Following SRP’s announcement last December to alter the rates paid by rooftop solar customers, its management, Board of Directors and corporate reputation were attacked and ridiculed by the solar industry. It’s become a familiar scene here in Arizona and in other states where utilities have proposed rates for solar installations that more closely reflect their share of grid-related fixed costs.

The tactics and methods employed by the solar organizations and their supporters have the look and feel of a political campaign designed to attract attention by disparaging opponents with outrageous claims and negative advertising. In the world of politics, unflattering pictures, dramatic voice-overs and eerily unsettling music might achieve an emotional rise from viewers – in a negative way. Sometimes it works. In the world of economics, however, where logic and rationality rule – not so much.

That seems to be where the rooftop solar industry is mired today.

So, they can produce clever anti-utility slogans and call utility companies job killing monopolists, liars and other slurs. They can raise an army of vocal protesters from the ranks of solar installers to leer and jeer at the utilities who seek a fair contribution of fixed grid costs from solar installations. And like Chicken Little, scream bloody murder, pointing to the end of days for solar in Arizona anytime somebody suggests solar should pay for their use of the electricity grid or become more transparent in transactions with consumers.

And they’re spending millions of dollars on a strategy that so far has achieved little-to-nothing for their industry. It’s an approach that has become stale and irritating. What’s more, these over-the-top antics and unfounded claims are met with increasing disbelief by regulators and legislators. The sky is not falling. Solar will continue to have a bright future in Arizona.

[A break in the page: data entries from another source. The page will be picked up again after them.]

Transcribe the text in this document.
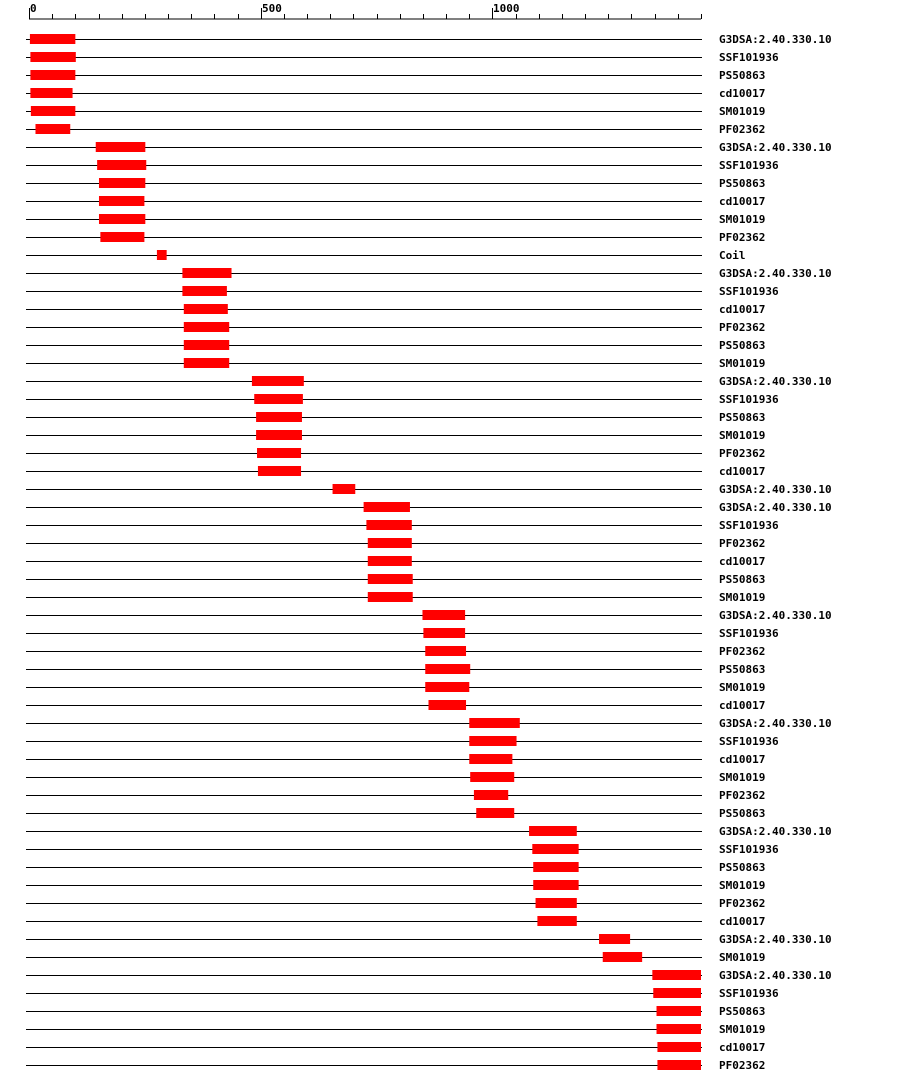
0	500	1000
G3DSA:2.40.330.10
SSF101936
PS50863
cd10017
SM01019
PF02362
G3DSA:2.40.330.10
SSF101936
PS50863
cd10017
SM01019
PF02362
Coil
G3DSA:2.40.330.10
SSF101936
cd10017
PF02362
PS50863
SM01019
G3DSA:2.40.330.10
SSF101936
PS50863
SM01019
PF02362
cd10017
G3DSA:2.40.330.10
G3DSA:2.40.330.10
SSF101936
PF02362
cd10017
PS50863
SM01019
G3DSA:2.40.330.10
SSF101936
PF02362
PS50863
SM01019
cd10017
G3DSA:2.40.330.10
SSF101936
cd10017
SM01019
PF02362
PS50863
G3DSA:2.40.330.10
SSF101936
PS50863
SM01019
PF02362
cd10017
G3DSA:2.40.330.10
SM01019
G3DSA:2.40.330.10
SSF101936
PS50863
SM01019
cd10017
PF02362
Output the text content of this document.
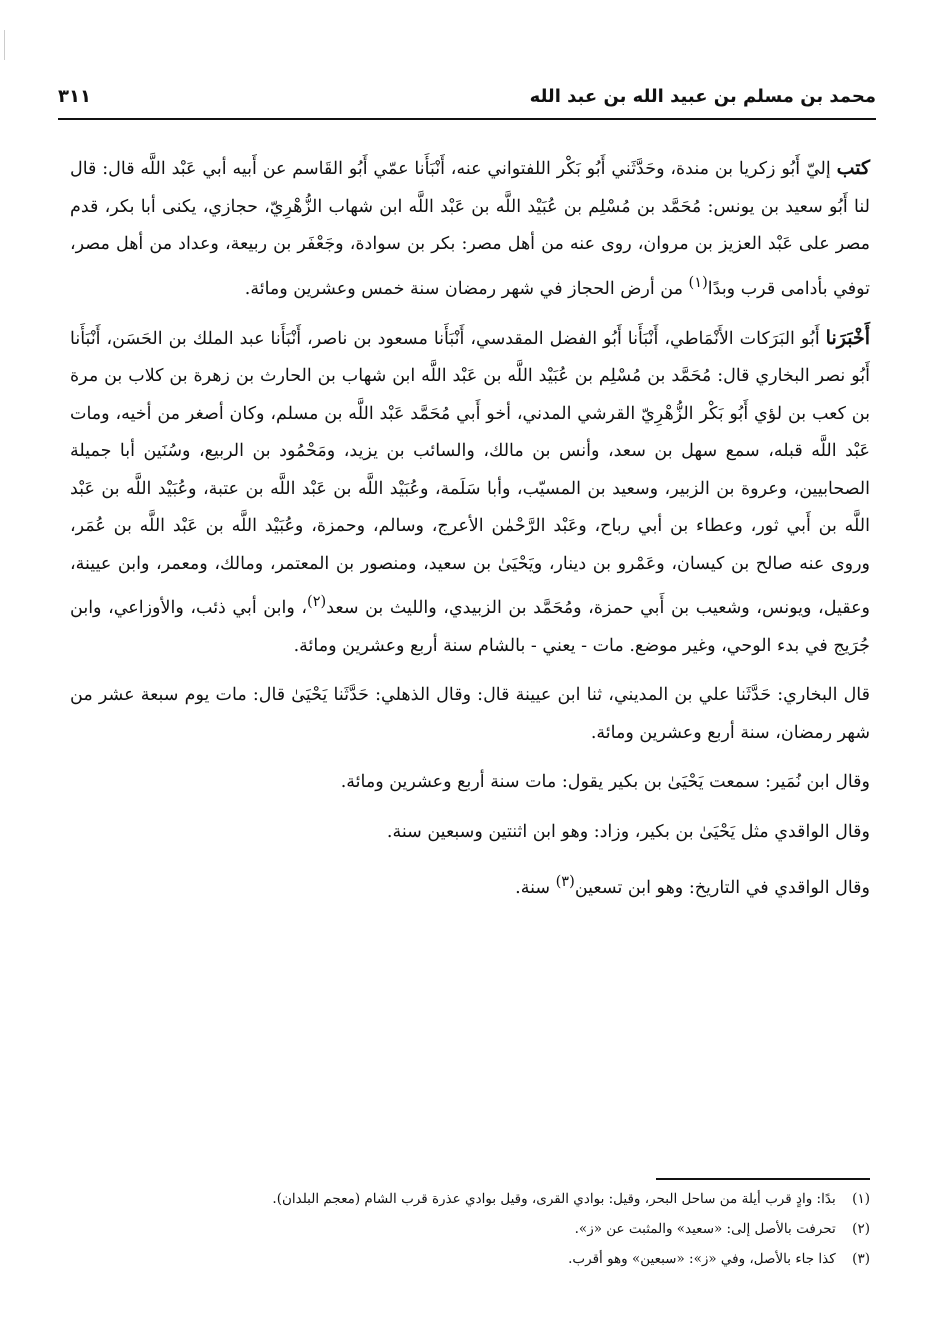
محمد بن مسلم بن عبيد الله بن عبد الله
٣١١

كتب إليّ أَبُو زكريا بن مندة، وحَدَّثَني أَبُو بَكْر اللفتواني عنه، أَنْبَأَنا عمّي أَبُو القَاسم عن أَبيه أبي عَبْد اللَّه قال: قال لنا أَبُو سعيد بن يونس: مُحَمَّد بن مُسْلِم بن عُبَيْد اللَّه بن عَبْد اللَّه ابن شهاب الزُّهْرِيّ، حجازي، يكنى أبا بكر، قدم مصر على عَبْد العزيز بن مروان، روى عنه من أهل مصر: بكر بن سوادة، وجَعْفَر بن ربيعة، وعداد من أهل مصر، توفي بأدامى قرب وبدًا$^{(١)}$ من أرض الحجاز في شهر رمضان سنة خمس وعشرين ومائة.

أَخْبَرَنا أَبُو البَرَكات الأَنْمَاطي، أَنْبَأَنا أَبُو الفضل المقدسي، أَنْبَأَنا مسعود بن ناصر، أَنْبَأَنا عبد الملك بن الحَسَن، أَنْبَأَنا أَبُو نصر البخاري قال: مُحَمَّد بن مُسْلِم بن عُبَيْد اللَّه بن عَبْد اللَّه ابن شهاب بن الحارث بن زهرة بن كلاب بن مرة بن كعب بن لؤي أَبُو بَكْر الزُّهْرِيّ القرشي المدني، أخو أَبي مُحَمَّد عَبْد اللَّه بن مسلم، وكان أصغر من أخيه، ومات عَبْد اللَّه قبله، سمع سهل بن سعد، وأنس بن مالك، والسائب بن يزيد، ومَحْمُود بن الربيع، وسُنَين أبا جميلة الصحابيين، وعروة بن الزبير، وسعيد بن المسيّب، وأبا سَلَمة، وعُبَيْد اللَّه بن عَبْد اللَّه بن عتبة، وعُبَيْد اللَّه بن عَبْد اللَّه بن أَبي ثور، وعطاء بن أبي رباح، وعَبْد الرَّحْمٰن الأعرج، وسالم، وحمزة، وعُبَيْد اللَّه بن عَبْد اللَّه بن عُمَر، وروى عنه صالح بن كيسان، وعَمْرو بن دينار، ويَحْيَىٰ بن سعيد، ومنصور بن المعتمر، ومالك، ومعمر، وابن عيينة، وعقيل، ويونس، وشعيب بن أَبي حمزة، ومُحَمَّد بن الزبيدي، والليث بن سعد$^{(٢)}$، وابن أبي ذئب، والأوزاعي، وابن جُرَيج في بدء الوحي، وغير موضع. مات - يعني - بالشام سنة أربع وعشرين ومائة.

قال البخاري: حَدَّثَنا علي بن المديني، ثنا ابن عيينة قال: وقال الذهلي: حَدَّثَنا يَحْيَىٰ قال: مات يوم سبعة عشر من شهر رمضان، سنة أربع وعشرين ومائة.

وقال ابن نُمَير: سمعت يَحْيَىٰ بن بكير يقول: مات سنة أربع وعشرين ومائة.

وقال الواقدي مثل يَحْيَىٰ بن بكير، وزاد: وهو ابن اثنتين وسبعين سنة.

وقال الواقدي في التاريخ: وهو ابن تسعين$^{(٣)}$ سنة.

(١) بدًا: وادٍ قرب أيلة من ساحل البحر، وقيل: بوادي القرى، وقيل بوادي عذرة قرب الشام (معجم البلدان).
(٢) تحرفت بالأصل إلى: «سعيد» والمثبت عن «ز».
(٣) كذا جاء بالأصل، وفي «ز»: «سبعين» وهو أقرب.
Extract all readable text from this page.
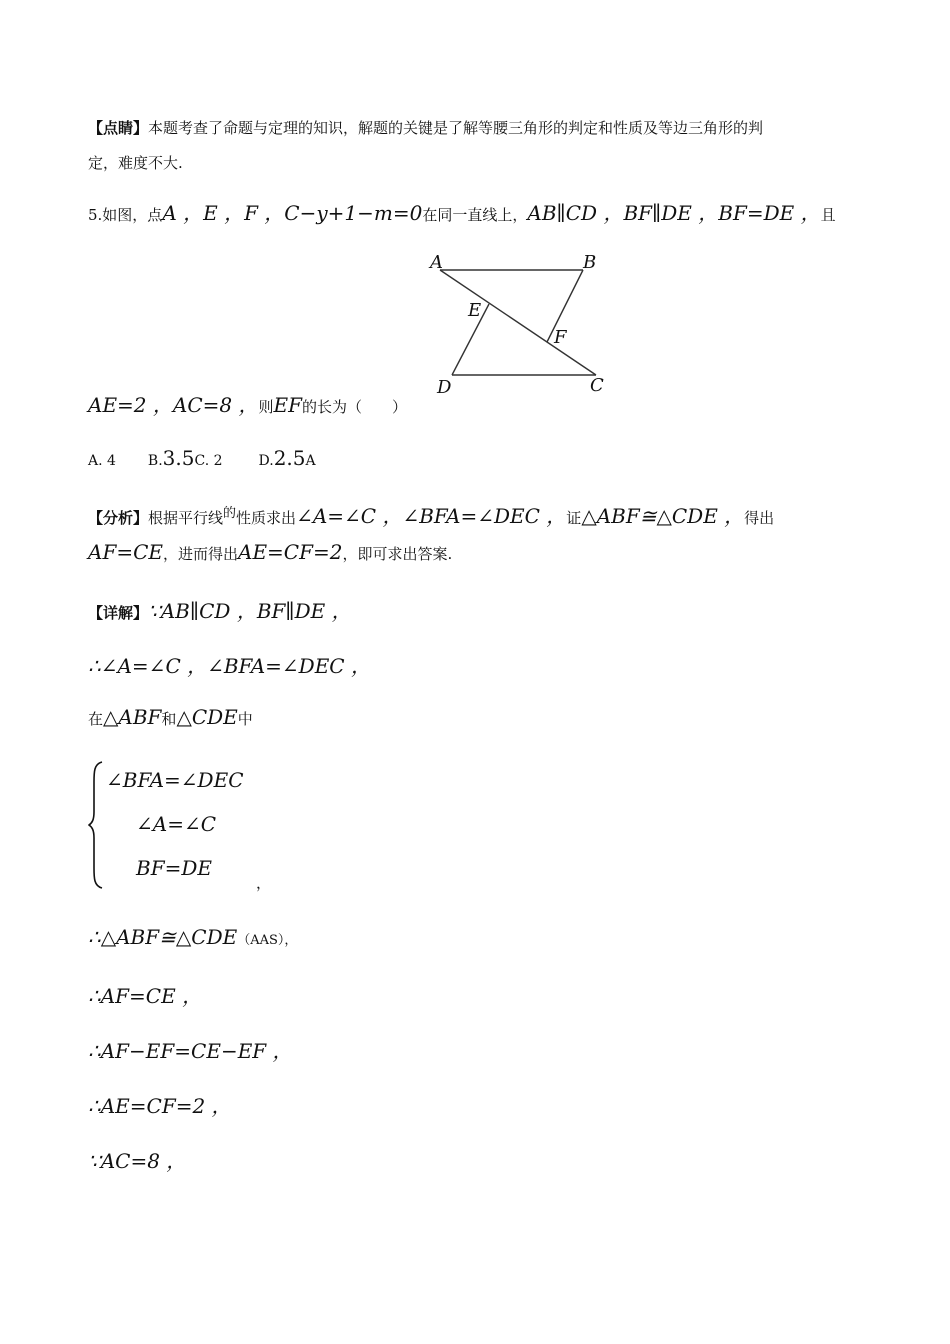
【点睛】本题考查了命题与定理的知识，解题的关键是了解等腰三角形的判定和性质及等边三角形的判
定，难度不大.
5.如图，点A ，E ，F ，C−y+1−m=0在同一直线上，AB∥CD ，BF∥DE ，BF=DE ，且
A	B
E
F
D	C
AE=2 ，AC=8 ，则EF的长为（　　）
A. 4 B.3.5C. 2	D.2.5A
【分析】根据平行线的性质求出∠A=∠C ，∠BFA=∠DEC ，证△ABF≅△CDE ，得出
AF=CE，进而得出AE=CF=2，即可求出答案.
【详解】∵AB∥CD ，BF∥DE ，
∴∠A=∠C ，∠BFA=∠DEC ，
在△ABF和△CDE中
∠BFA=∠DEC
∠A=∠C
BF=DE
，
∴△ABF≅△CDE（AAS），
∴AF=CE ，
∴AF−EF=CE−EF ，
∴AE=CF=2 ，
∵AC=8 ，
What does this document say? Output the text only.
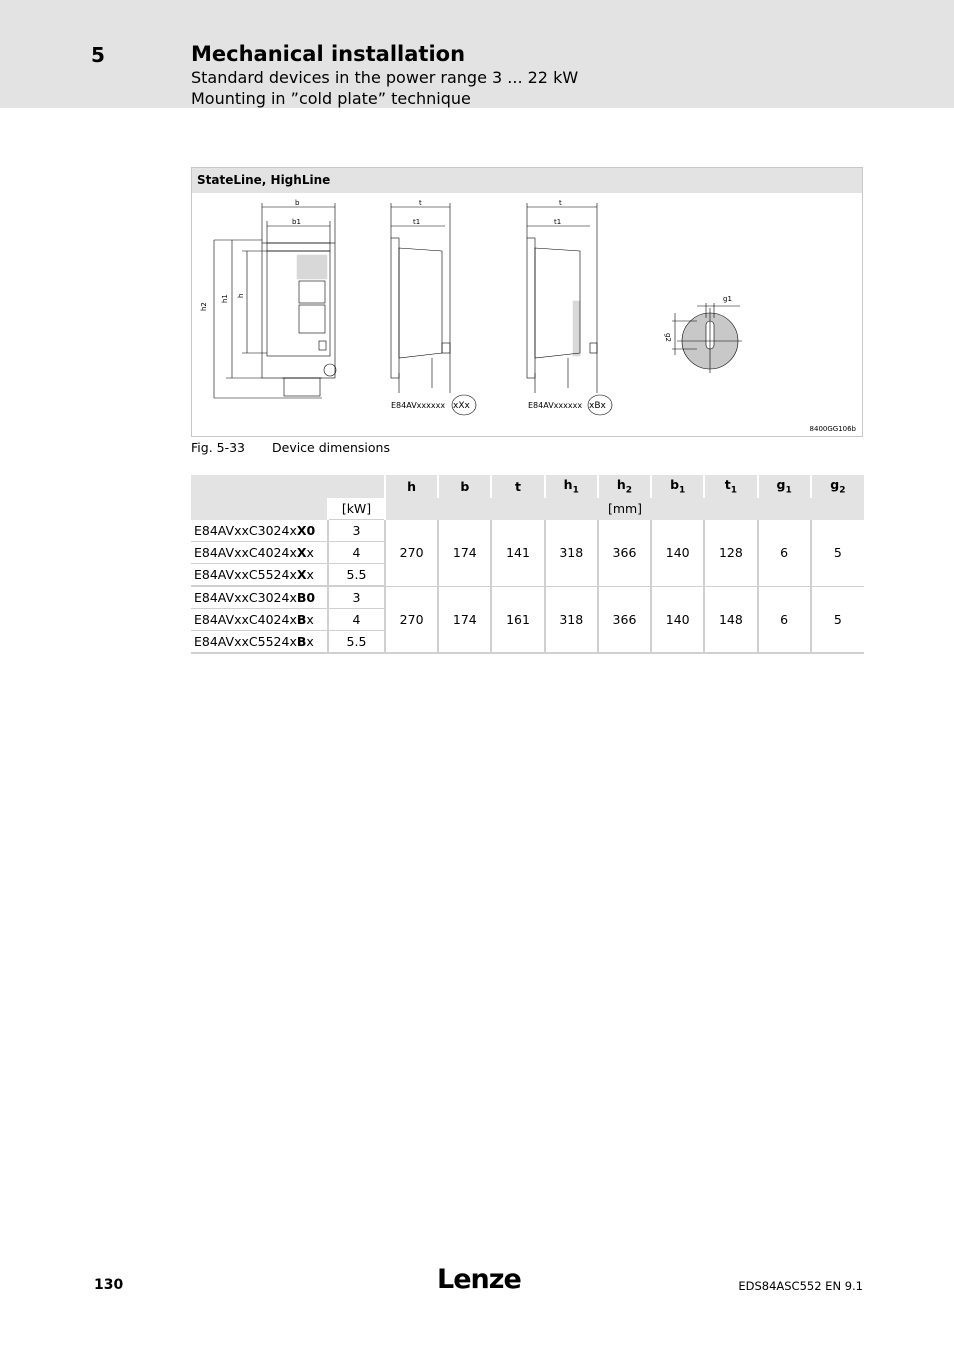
5	Mechanical installation
Standard devices in the power range 3 ... 22 kW
Mounting in ”cold plate” technique
StateLine, HighLine
b
b1
h2
h1 h
t
t1
E84AVxxxxxx xXx
t
t1
E84AVxxxxxx xBx
g1
g2
8400GG106b
Fig. 5-33 Device dimensions
		h	b	t	$h_1$	$h_2$	$b_1$	$t_1$	$g_1$	$g_2$
	[kW]	[mm]								
E84AVxxC3024xX0	3	270	174	141	318	366	140	128	6	5
E84AVxxC4024xXx	4									
E84AVxxC5524xXx	5.5									
E84AVxxC3024xB0	3	270	174	161	318	366	140	148	6	5
E84AVxxC4024xBx	4									
E84AVxxC5524xBx	5.5									
130	Lenze	EDS84ASC552 EN 9.1
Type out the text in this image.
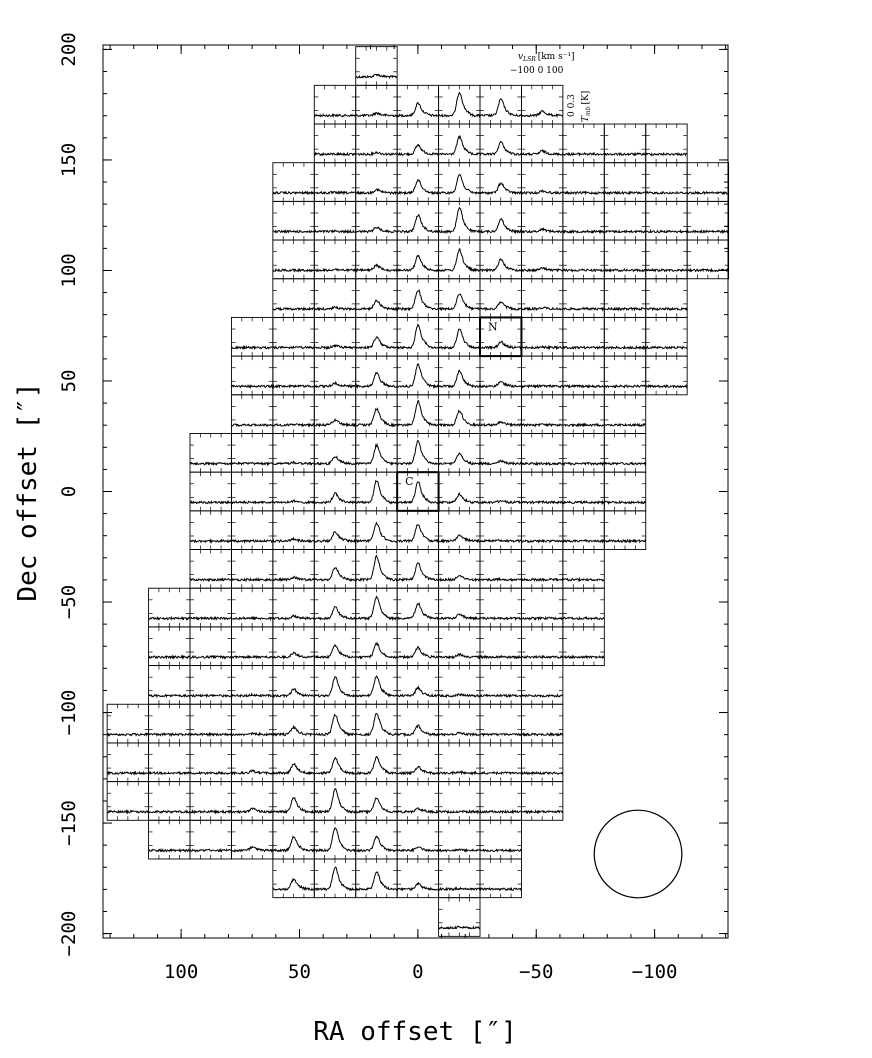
100	50	0	−50	−100
200
150
100
50
0
−50
−100
−150
−200
$v_{LSR}$ [km s⁻¹]
−100 0 100
0 0.3
$T_{mb}[K]$
N
C
RA offset [″]
Dec offset [″]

We can see that in APS’ service territory last year when a record number of solar arrays were installed after an additional solar grid connection fee was authorized the year before.

Rather than continue along its insular path of condemning utilities and insisting on electricity grid handouts, the rooftop solar industry needs to adapt to the changing landscape. The industry and its member companies are no longer small, fledgling, high cost, environment-friendly start-ups in need of public assistance. SolarCity Corp., the largest rooftop solar installer in Arizona has a market cap of $4.5 billion. In APS’ service territory, 20,000 rooftop systems have been installed and SRP has approximately 15,000 rooftop solar arrays connecting to the grid in its service territory.

Subsidies and free ridership on the electricity grid are going away. And, the pace of transition is accelerating. We will see more utility companies seeking changes in net metering arrangements and installing new charges to reflect the true costs for accessing and using the grid. If they are to remain profitable, solar companies must develop new products and business models so future customers can benefit from self-generation while also paying for what they use of the electricity grid. Rather than bloviate, gesticulate and cry wolf, these companies need to respond to changing market dynamics on economic terms. Recent comments on SRP’s solar price plan by Sean Seitz of American Solar & Roofing is on target. Seitz embraces evolving technology on items like battery storage as one way for the industry to respond. He cites that the cost trend is moving in solar’s direction and actions by utilities, like SRP’s to recover fixed costs from solar installations “. . . is just another math problem to solve and there is a technology solution for it.”

Most important, the rooftop solar industry should lose the rhetoric, turn down the volume and drop the “name and shame” approach in favor of fact-based reasoning and collaboration. Maybe then decision makers will listen.